The book jacket and title, which seem designed to appeal to fans of
Lou Dobbs and
Tom Tancredo, would seem to suggest Benjamin favors a particularly right-leaning response. And as one of the few GMs in the United States who could actually run for president (at least until the
Arnold Schwartzenegger Amendment changes the rules), one suspects that he may have an axe to grind. He does say that he thought
glasnost "the greatest disaster in the history of American chess" (248). But in the end he does not seem to offer any answer to the questions he has raised, leading you to wonder why he raises them in the first place. This is what he writes:
When Russian chessplayers first began to arrive on our shores they provided competition necessary to stimulate American talent. But the numbers have gotten so out of whack that any young player would be discouraged from a career as a professional player. My Fischer-boom generation encountered few immigrants in our early years and hung around for thirty years. Young stars of later eras...moved on to new chapters in their lives. Competition is healthy, but so is the opportunity for success. The market has not grown to support the huge numbers of grandmasters we have now. [The rest of the world also has a problem with a market overloaded with players.] (248)
So what are we supposed to do about it? Send them home? The bit in brackets at the end of the quote seems to come from one of the editors, though it is never clear who is inserting those remarks... In any event, the bracket man makes a good point!
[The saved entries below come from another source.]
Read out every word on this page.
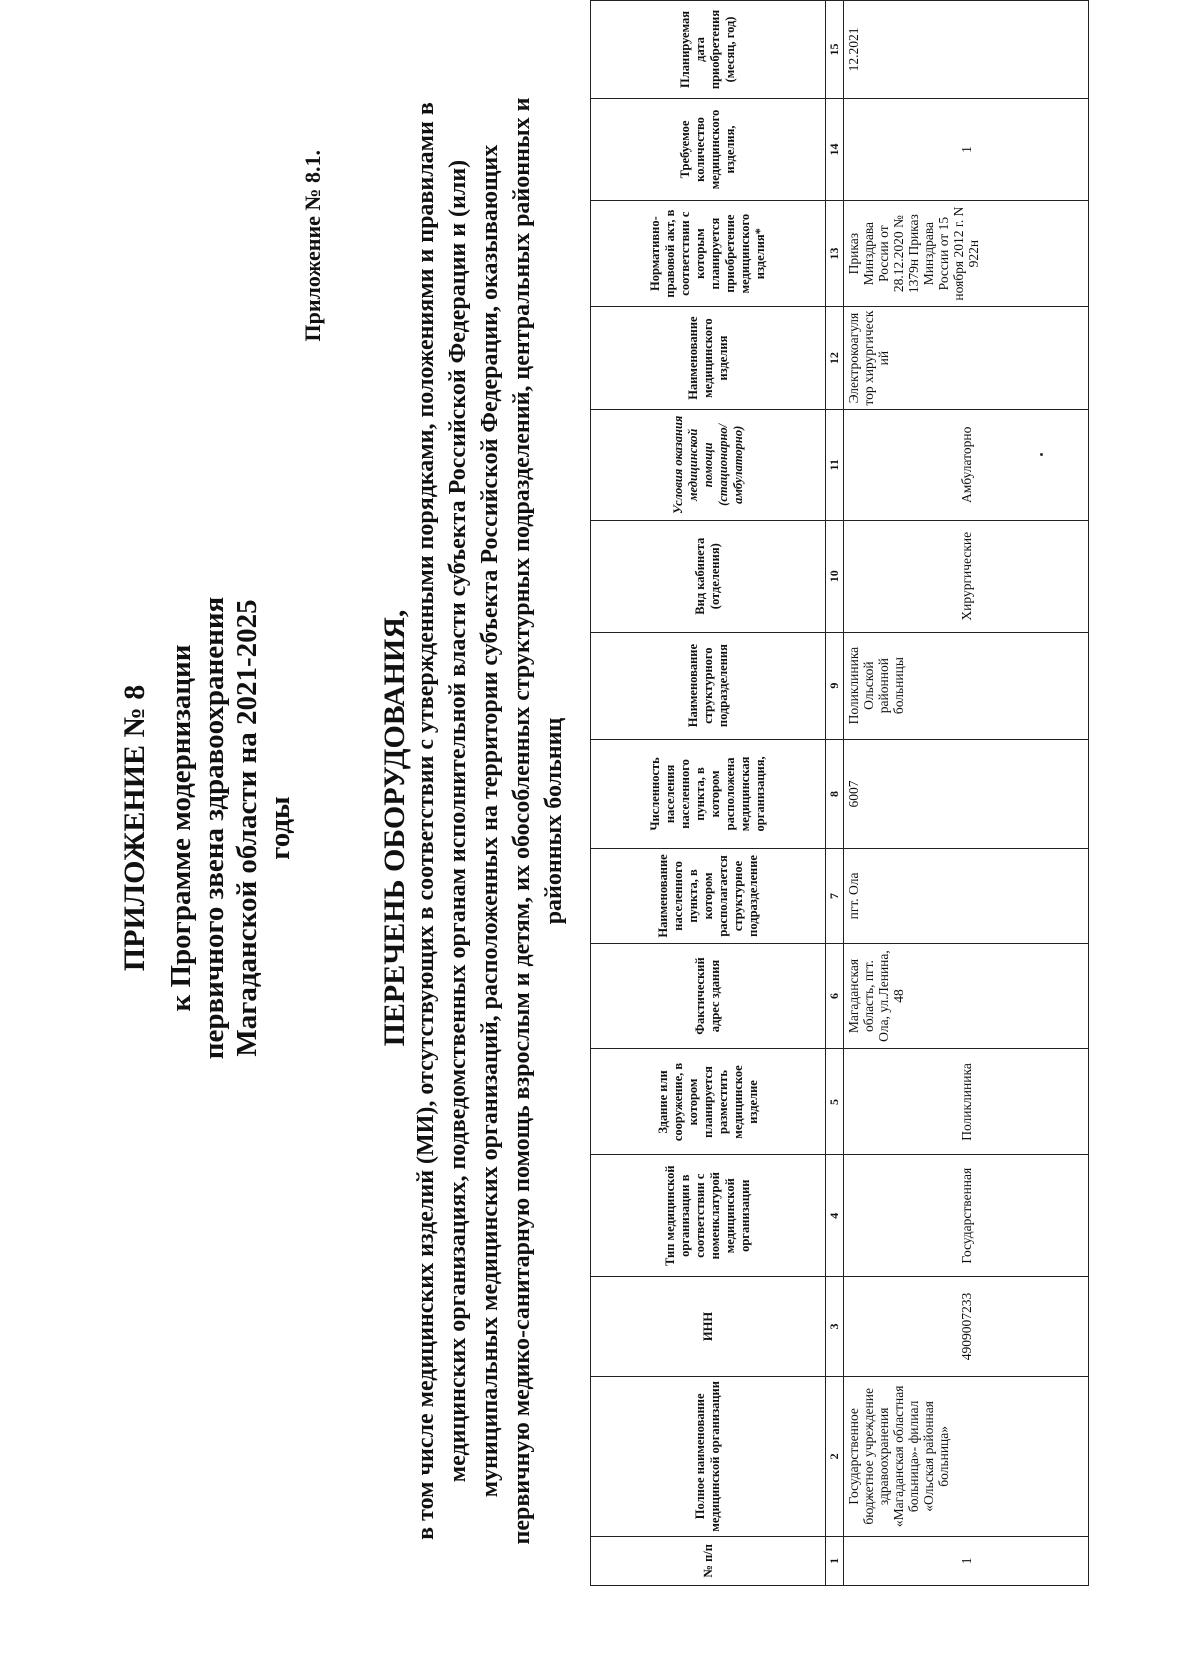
ПРИЛОЖЕНИЕ № 8 к Программе модернизации первичного звена здравоохранения Магаданской области на 2021-2025 годы
Приложение № 8.1.
ПЕРЕЧЕНЬ ОБОРУДОВАНИЯ, в том числе медицинских изделий (МИ), отсутствующих в соответствии с утвержденными порядками, положениями и правилами в медицинских организациях, подведомственных органам исполнительной власти субъекта Российской Федерации и (или) муниципальных медицинских организаций, расположенных на территории субъекта Российской Федерации, оказывающих первичную медико-санитарную помощь взрослым и детям, их обособленных структурных подразделений, центральных районных и районных больниц
№ п/п	Полное наименование медицинской организации	ИНН	Тип медицинской организации в соответствии с номенклатурой медицинской организации	Здание или сооружение, в котором планируется разместить медицинское изделие	Фактический адрес здания	Наименование населенного пункта, в котором располагается структурное подразделение	Численность населения населенного пункта, в котором расположена медицинская организация,	Наименование структурного подразделения	Вид кабинета (отделения)	Условия оказания медицинской помощи (стационарно/ амбулаторно)	Наименование медицинского изделия	Нормативно-правовой акт, в соответствии с которым планируется приобретение медицинского изделия*	Требуемое количество медицинского изделия,	Планируемая дата приобретения (месяц, год)
1	2	3	4	5	6	7	8	9	10	11	12	13	14	15
1	Государственное бюджетное учреждение здравоохранения «Магаданская областная больница»- филиал «Ольская районная больница»	4909007233	Государственная	Поликлиника	Магаданская область, пгт. Ола, ул.Ленина, 48	пгт. Ола	6007	Поликлиника Ольской районной больницы	Хирургические	Амбулаторно	Электрокоагулятор хирургический	Приказ Минздрава России от 28.12.2020 № 1379н Приказ Минздрава России от 15 ноября 2012 г. N 922н	1	12.2021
This is not just an American problem, and the former Soviet Union clearly is responsible for a terrible rate of unsustainable over-production of GMs. But what to do about it? In the end, Benjamin has no answers beyond this simple statement: "It saddens me that it is harder than ever for an American to have the kind of career that I had" (248).
I don't want to end on a sad note, but there is no question that
American Grandmaster is not exactly the sort of book I would have liked to see from the New Jersey GM. Yet I did enjoy it, and it did get me thinking a lot about chess in the U.S. and about the history of U.S. chess. It is definitely a book worth owning. And maybe in a decade or so, Benjamin (or someone else) will get around to writing the "best games of Joel Benjamin," fully annotated, which is what I'd most like to see. Until then, maybe I will try my best to fill the gap!